# Casio 103-MR

The Casio 103-MR is a large desktop calculator from the mid-1970s. It measures approximately 4 x 6 x 1 inches and weighs 8 ounces without batteries. Power comes from 4 AA batteries or an optional 6V AC adapter.

The calculator has a two-tone plastic case, with a light beige base and black top. The front panel is brushed aluminum printed with branding and labels. It has a 10-digit blue vacuum fluorescent display, though only 9 digits are used. There is no overflow digit. The squishy plastic keys make a hollow sound when pressed.

The 103-MR performs the four basic math functions, square root, and has a 3-register memory. It can select between 6, 4, 3, 2, 1, or 0 decimal places. Additional switches allow rounding down, standard rounding, or floating decimal. Logic features include constant multiply/divide, input overflow suppression, and lack of divide by zero or overflow recovery. Negative numbers display with a minus sign rather than a leading hyphen. Negative square roots are allowed, incorrectly producing a negative result. Stored memory values are not indicated on the display.

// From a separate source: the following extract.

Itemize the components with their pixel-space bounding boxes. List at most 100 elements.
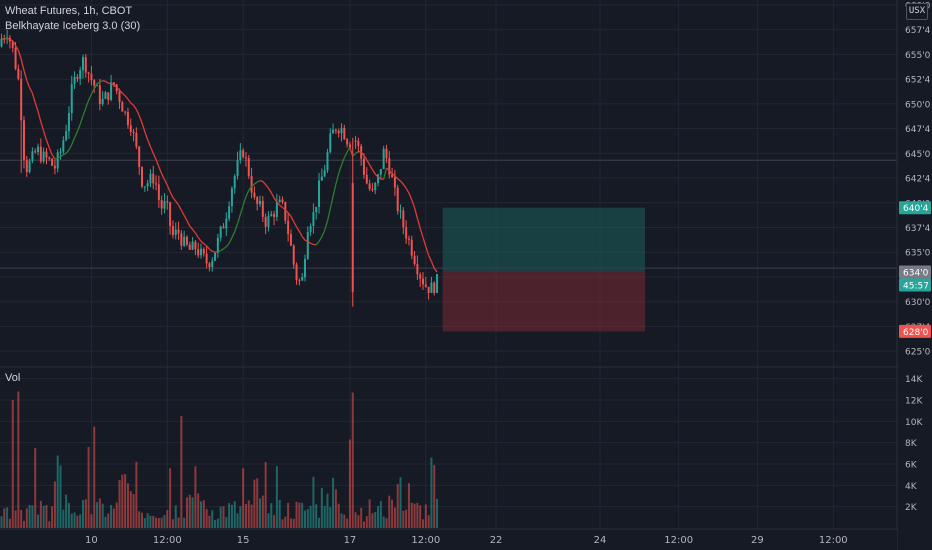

Internally, the calculator uses a Hitachi HD3692 microprocessor and a NEC VFD tube. It has 2 transistors, 5 diodes, 23 capacitors, 7 resistors, and other components on two circuit boards. The keyboard connects through a 23-pin ribbon cable. There are 7 jumper wires on the keyboard matrix, implying issues with the original design.

## Logic

• (C) clears the last number entered and (AC) clears the whole calculator
• Input overflow is suppressed, inputting an eleventh digit is ignored
• There is selectable constant on multiply and divide only by double hitting the operator; i.e. (5)(X)(X)(=) gives “25” (=) gives “125” etc.
• Negative numbers are shown by a minus sign in the digit to the immediate left of a number but as there is no eleventh digit to travel into you are limited to nine digit negative numbers
• Divide by zero shows “E” in the first (far right) digit and is not recoverable
• Overflow shows “E” in the first (far right) digit and is not recoverable
• Memory store is not indicated – you have to remember it!
• Memory overflow will result in an error and zero the memory
• Negative square roots are allowed and result in a negative number
• There is a switch selecting 6,4,3,2,1,0 fixed decimal points
• Another switch selects between floating decimal point [F], fixed round down [CUT] and fixed round [5/4]

Overall, the 103-MR provides the expected basic functionality but suffers from limitations in error handling and advanced math. It relies on a proven but dated circuit architecture. As an early consumer calculator it is an interesting piece of vintage technology.